You can create a semantic type based on a regular expression in Talend Dictionary Service and add it to the list
of recognized data types in Talend Data Preparation
In Talend Data Preparation, not every
type of data can currently be matched with one of the predefined semantic types. Italian
social security numbers, also known as codice fiscale, are currently not recognized for
example.
Let's say that you work for an Italian company, only dealing with Italian customers. In
this example, you need to clean some customer data, such as their names, email address,
or their social security number. The semantic type for the column containing the social
security number data will be set by default to text
. This is not
specific enough and you would like to create a new category in order to match this type
of data: a codice fiscale
semantic type in this case.
You will create this new semantic type in Talend Dictionary Service, and it will be
automatically available in Talend Data Preparation so that your data can be
matched with a proper type.
Important: For security reasons, a few regular expressions cannot be used,
especially the backreferences. For more information, see the
RE2/J
documentation.
Procedure
-
Open the Semantic types view from the left panel of the
Talend Data Preparation
homepage and click Add semantic type.
-
In the Name field, enter codice
fiscale.
-
In the Description field, enter Italian
social security number.
-
In the Type drop-down list, select Regular
expression.
-
Keep the Use for validation switch activated.

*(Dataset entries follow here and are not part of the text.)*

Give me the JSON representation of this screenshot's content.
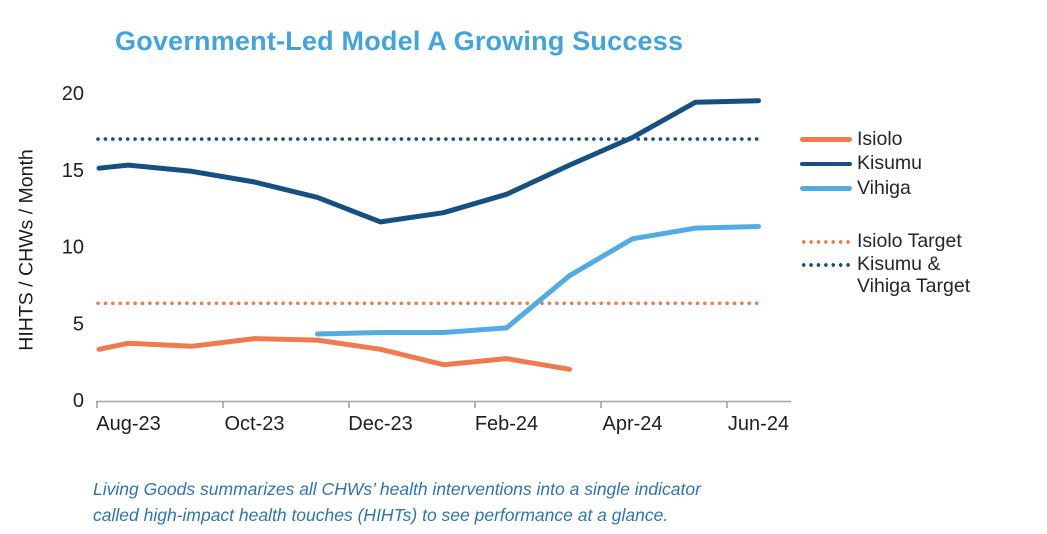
{
  "title": {
    "text": "Government-Led Model A Growing Success",
    "color": "#41A4DC"
  },
  "chart_data": {
    "type": "line",
    "title": "Government-Led Model A Growing Success",
    "xlabel": "",
    "ylabel": "HIHTS / CHWs / Month",
    "x": [
      "Aug-23",
      "Sep-23",
      "Oct-23",
      "Nov-23",
      "Dec-23",
      "Jan-24",
      "Feb-24",
      "Mar-24",
      "Apr-24",
      "May-24",
      "Jun-24"
    ],
    "xtick_labels": [
      "Aug-23",
      "Oct-23",
      "Dec-23",
      "Feb-24",
      "Apr-24",
      "Jun-24"
    ],
    "ylim": [
      0,
      20
    ],
    "yticks": [
      0,
      5,
      10,
      15,
      20
    ],
    "grid": false,
    "legend_position": "right",
    "series": [
      {
        "name": "Isiolo",
        "color": "#EF7B4D",
        "style": "solid",
        "edge_start": 3.3,
        "values": [
          3.7,
          3.5,
          4.0,
          3.9,
          3.3,
          2.3,
          2.7,
          2.0,
          null,
          null,
          null
        ]
      },
      {
        "name": "Kisumu",
        "color": "#155083",
        "style": "solid",
        "edge_start": 15.1,
        "values": [
          15.3,
          14.9,
          14.2,
          13.2,
          11.6,
          12.2,
          13.4,
          15.3,
          17.1,
          19.4,
          19.5
        ]
      },
      {
        "name": "Vihiga",
        "color": "#52ACE3",
        "style": "solid",
        "edge_start": null,
        "values": [
          null,
          null,
          null,
          4.3,
          4.4,
          4.4,
          4.7,
          8.1,
          10.5,
          11.2,
          11.3
        ]
      }
    ],
    "targets": [
      {
        "name": "Isiolo Target",
        "color": "#EF7B4D",
        "style": "dotted",
        "value": 6.3
      },
      {
        "name": "Kisumu & Vihiga Target",
        "color": "#155083",
        "style": "dotted",
        "value": 17
      }
    ],
    "axis_color": "#A6A6A6",
    "tick_label_color": "#1F1F1F"
  },
  "legend": {
    "items": [
      {
        "label": "Isiolo",
        "color": "#EF7B4D"
      },
      {
        "label": "Kisumu",
        "color": "#155083"
      },
      {
        "label": "Vihiga",
        "color": "#52ACE3"
      }
    ],
    "targets": [
      {
        "label": "Isiolo Target",
        "color": "#EF7B4D"
      },
      {
        "line1": "Kisumu &",
        "line2": "Vihiga Target",
        "color": "#155083"
      }
    ]
  },
  "footer": {
    "color": "#2E74B5",
    "line1": "Living Goods summarizes all CHWs’ health interventions into a single indicator",
    "line2": "called high-impact health touches (HIHTs) to see performance at a glance."
  }
}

Using a regular expression, a dictionary or a compound type for validation
means that it will be used to define which values are considered right or
wrong in a given column. The result of this validation process can be seen
in the quality bar of each column in your datasets.

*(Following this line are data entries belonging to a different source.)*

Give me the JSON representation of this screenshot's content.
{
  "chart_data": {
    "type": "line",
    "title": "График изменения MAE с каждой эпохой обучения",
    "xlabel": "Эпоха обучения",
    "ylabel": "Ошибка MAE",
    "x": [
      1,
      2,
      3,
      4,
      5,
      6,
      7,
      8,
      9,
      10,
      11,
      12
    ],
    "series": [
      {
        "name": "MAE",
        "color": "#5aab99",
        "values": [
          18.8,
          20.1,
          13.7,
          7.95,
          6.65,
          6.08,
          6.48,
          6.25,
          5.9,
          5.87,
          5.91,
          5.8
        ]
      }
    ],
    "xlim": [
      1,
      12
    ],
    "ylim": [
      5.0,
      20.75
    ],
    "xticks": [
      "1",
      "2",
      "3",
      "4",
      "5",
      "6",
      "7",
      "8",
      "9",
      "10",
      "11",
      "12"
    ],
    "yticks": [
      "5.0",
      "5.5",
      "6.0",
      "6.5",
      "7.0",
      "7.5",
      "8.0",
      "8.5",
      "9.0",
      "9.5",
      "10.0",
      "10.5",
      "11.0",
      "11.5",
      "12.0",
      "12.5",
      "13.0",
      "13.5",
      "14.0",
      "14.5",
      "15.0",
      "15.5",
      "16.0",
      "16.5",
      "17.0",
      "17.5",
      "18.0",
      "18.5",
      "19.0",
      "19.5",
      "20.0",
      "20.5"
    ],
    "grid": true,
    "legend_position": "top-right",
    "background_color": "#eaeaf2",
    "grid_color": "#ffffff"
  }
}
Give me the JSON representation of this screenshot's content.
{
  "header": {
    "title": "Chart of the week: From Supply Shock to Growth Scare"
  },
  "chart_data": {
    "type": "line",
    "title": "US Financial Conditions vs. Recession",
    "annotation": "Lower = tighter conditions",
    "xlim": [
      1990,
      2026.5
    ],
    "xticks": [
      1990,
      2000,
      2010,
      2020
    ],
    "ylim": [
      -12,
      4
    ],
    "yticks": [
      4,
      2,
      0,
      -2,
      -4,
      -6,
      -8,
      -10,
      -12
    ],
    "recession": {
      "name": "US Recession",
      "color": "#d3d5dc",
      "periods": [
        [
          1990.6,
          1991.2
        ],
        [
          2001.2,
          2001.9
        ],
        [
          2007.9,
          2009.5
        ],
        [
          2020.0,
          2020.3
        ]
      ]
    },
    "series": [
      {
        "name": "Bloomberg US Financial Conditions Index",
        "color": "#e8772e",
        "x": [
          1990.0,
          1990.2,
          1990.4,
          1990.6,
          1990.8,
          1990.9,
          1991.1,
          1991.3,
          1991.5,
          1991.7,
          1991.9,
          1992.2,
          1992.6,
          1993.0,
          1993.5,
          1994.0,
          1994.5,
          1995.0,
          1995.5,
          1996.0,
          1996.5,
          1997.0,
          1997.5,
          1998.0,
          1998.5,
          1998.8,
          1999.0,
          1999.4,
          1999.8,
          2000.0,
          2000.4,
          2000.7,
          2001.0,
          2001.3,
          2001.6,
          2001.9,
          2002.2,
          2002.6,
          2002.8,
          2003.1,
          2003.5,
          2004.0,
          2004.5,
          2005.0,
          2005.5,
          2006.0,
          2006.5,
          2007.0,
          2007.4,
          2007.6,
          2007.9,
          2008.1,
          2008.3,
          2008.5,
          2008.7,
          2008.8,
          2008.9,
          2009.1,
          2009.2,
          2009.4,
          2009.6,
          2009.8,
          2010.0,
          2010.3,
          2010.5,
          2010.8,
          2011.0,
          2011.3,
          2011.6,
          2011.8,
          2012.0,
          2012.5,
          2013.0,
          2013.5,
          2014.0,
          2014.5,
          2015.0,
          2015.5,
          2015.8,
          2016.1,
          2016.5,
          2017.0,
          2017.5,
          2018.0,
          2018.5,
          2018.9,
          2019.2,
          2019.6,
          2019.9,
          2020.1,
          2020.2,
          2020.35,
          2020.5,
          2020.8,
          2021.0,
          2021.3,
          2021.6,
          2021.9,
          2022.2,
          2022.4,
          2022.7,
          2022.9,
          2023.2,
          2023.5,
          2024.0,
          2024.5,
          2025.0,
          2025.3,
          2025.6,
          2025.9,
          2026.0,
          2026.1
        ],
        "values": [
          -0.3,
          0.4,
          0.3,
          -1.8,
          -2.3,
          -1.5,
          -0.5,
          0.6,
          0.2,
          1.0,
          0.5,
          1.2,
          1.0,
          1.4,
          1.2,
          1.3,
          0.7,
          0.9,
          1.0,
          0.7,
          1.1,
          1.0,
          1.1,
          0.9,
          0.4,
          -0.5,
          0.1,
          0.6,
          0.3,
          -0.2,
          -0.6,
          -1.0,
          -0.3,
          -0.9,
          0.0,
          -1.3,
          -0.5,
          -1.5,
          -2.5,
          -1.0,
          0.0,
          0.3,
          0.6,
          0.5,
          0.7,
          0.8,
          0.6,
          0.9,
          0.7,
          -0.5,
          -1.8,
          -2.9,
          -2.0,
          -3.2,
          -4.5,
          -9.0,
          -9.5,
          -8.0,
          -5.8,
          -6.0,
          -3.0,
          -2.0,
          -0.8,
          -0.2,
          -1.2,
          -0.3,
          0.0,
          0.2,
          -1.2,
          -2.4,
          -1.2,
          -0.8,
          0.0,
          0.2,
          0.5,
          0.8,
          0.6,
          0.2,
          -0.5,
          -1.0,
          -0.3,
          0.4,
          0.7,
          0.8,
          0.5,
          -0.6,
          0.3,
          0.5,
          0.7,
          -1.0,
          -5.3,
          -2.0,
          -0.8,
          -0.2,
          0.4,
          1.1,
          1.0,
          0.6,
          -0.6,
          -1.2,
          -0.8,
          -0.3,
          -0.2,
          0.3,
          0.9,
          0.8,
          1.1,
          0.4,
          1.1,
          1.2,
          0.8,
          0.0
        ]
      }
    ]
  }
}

In any case, regular expressions or dictionary of values are used for data
discovery, that calculates the matching percentage between the reference
values and your data to define the semantic type of each column.

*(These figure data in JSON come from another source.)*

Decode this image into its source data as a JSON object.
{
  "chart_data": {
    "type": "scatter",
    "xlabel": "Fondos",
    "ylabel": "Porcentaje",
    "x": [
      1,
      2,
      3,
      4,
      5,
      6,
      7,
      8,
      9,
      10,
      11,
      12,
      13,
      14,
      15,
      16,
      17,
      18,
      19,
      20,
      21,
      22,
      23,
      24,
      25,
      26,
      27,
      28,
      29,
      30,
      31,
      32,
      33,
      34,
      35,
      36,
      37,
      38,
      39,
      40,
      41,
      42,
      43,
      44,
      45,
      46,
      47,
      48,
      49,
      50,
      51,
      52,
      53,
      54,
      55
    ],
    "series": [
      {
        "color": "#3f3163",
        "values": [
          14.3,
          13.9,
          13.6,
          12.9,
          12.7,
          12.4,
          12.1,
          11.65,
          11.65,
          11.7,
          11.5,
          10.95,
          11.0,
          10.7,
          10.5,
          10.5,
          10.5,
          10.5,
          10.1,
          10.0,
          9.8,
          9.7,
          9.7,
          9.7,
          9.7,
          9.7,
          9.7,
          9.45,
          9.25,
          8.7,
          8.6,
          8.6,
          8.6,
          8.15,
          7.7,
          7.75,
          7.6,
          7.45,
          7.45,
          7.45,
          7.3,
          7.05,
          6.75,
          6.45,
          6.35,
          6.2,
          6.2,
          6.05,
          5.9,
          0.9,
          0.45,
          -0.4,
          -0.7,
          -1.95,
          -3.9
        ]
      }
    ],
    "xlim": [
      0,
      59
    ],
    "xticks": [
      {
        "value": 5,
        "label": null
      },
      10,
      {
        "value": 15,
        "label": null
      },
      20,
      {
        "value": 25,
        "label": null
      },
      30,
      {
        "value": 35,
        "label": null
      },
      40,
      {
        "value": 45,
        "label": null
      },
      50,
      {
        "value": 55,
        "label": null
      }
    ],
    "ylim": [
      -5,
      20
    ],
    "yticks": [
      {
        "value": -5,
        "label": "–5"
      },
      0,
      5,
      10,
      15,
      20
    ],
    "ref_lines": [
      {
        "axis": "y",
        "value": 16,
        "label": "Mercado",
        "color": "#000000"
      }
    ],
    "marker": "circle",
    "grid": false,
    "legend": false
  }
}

In this example, if you were to deactivate the switch, the regular expression
would only be used for data discovery, and no value would be considered
invalid.
-
In the Content drop-down list, select the type of
content that you want to validate, Any character in this
case.
This option helps optimizing performances. Only the data that matches the
selected type will be validated. You can choose to only validate
Alphabetic or Numeric values
against a regular expression, but because Italian social security numbers
contain both, you have to select Any character.
-
In the Validation pattern field, enter
^[A-Z]{6}[0-9]{2}[A-Z][0-9]{2}[A-Z][0-9]{3}[A-Z]$.
This regular expression is designed to match the Italian codice fiscale,
which is an alphanumeric code of 16 characters. Data that matches that
pattern in Talend Data Preparation will be
identified as codice fiscale.
-
Click Save and publish to send the new semantic type to
the Talend Dictionary Service
server and make it available to the Talend Data Preparation users.
Clicking Save as draft means that the semantic type
will be stored in Talend Dictionary Service, but will not be
broadcast to the Talend Web applications.
This allows you to chose the moment when you want to make your semantic
types public.
The codice fiscale type is now available in the list
of semantic types with the status set as
Published.
The change in semantic types is instantly effective in Talend Data Preparation for every
new dataset that you import. For existing datasets, you need to manually
change the column type or reimport your dataset.
-
Go back to your dataset containing the Italian social security numbers.
-
Click the menu icon in the codice_fiscale column header
and select .
The column type now matches the newly created category.
Results
Your data is now matched with the codice_fiscale
semantic type, that
you manually created in Talend Dictionary Service. From now on, when
importing new datasets containing Italian social security numbers, they will
automatically be matched with the proper type.